If ever a writer was guilty of ignoring the forest for the trees, Jon B. Kutler must stand convicted ("Downsizing America's Defense Industry," Jan. 21). Kutler argues that with the prospect of a shrinking defense budget, aerospace corporations should consider ways to "consolidate" their research and production efforts with each other. He bemoans the fact that the Reagan Administration did not encourage this trend, and now the defense industry will find itself shut out in the face of the new social and economic realities of a world moving toward peace.

If that is indeed the case, the issue is not how to "downsize" the defense industry, but how to recycle the billions of tax dollars wasted on destructive weapons into productive, politically responsible spending on social needs.

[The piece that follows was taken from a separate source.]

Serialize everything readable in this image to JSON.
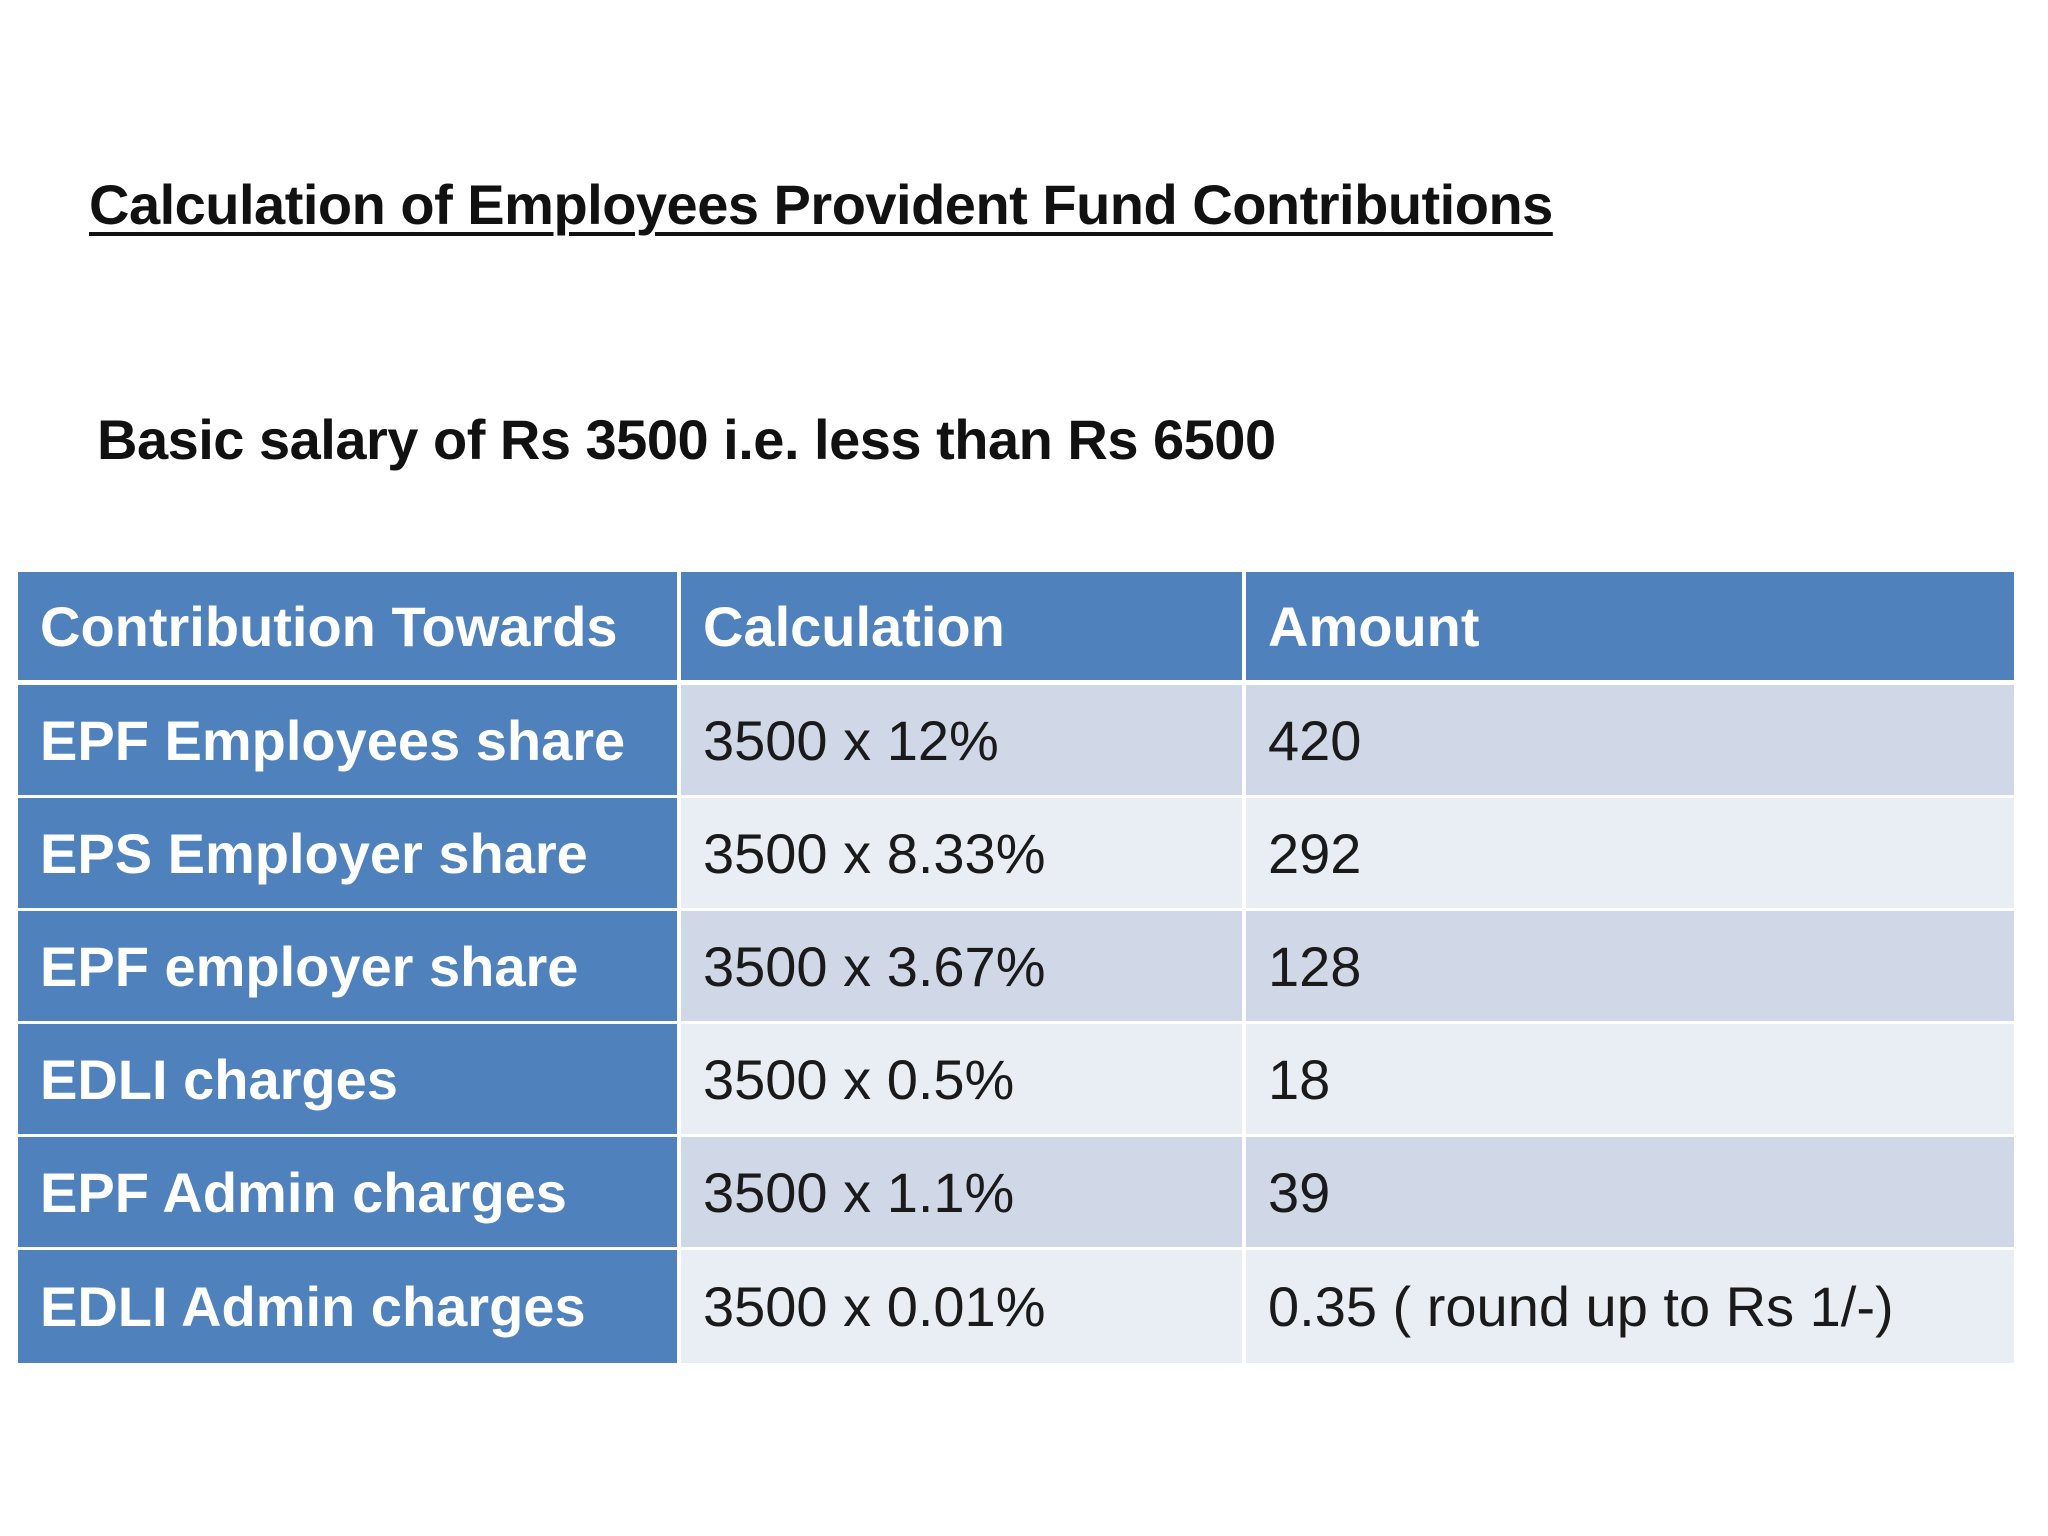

Military spending has made a serious casualty of domestic social and structural needs. While the weapons makers were busily experimenting with their new formulas and destructive toys, the nation's infrastructure was going to pot; schools, hospitals, libraries, highways, bridges and transportation systems were decaying. The industrial work force was rapidly shrinking as $18-an-hour auto and steel workers suddenly found themselves competing for lower-wage service and fast-food jobs. This in turn spawned a wide array of social problems from drugs and crime to illiteracy that plague us today.

With the window of peace opening wider each day, the defense industry has a golden opportunity to channel at least a portion of its prodigious technical skills and resources toward reconstruction of our nation's social institutions rather than destruction of mythical enemies.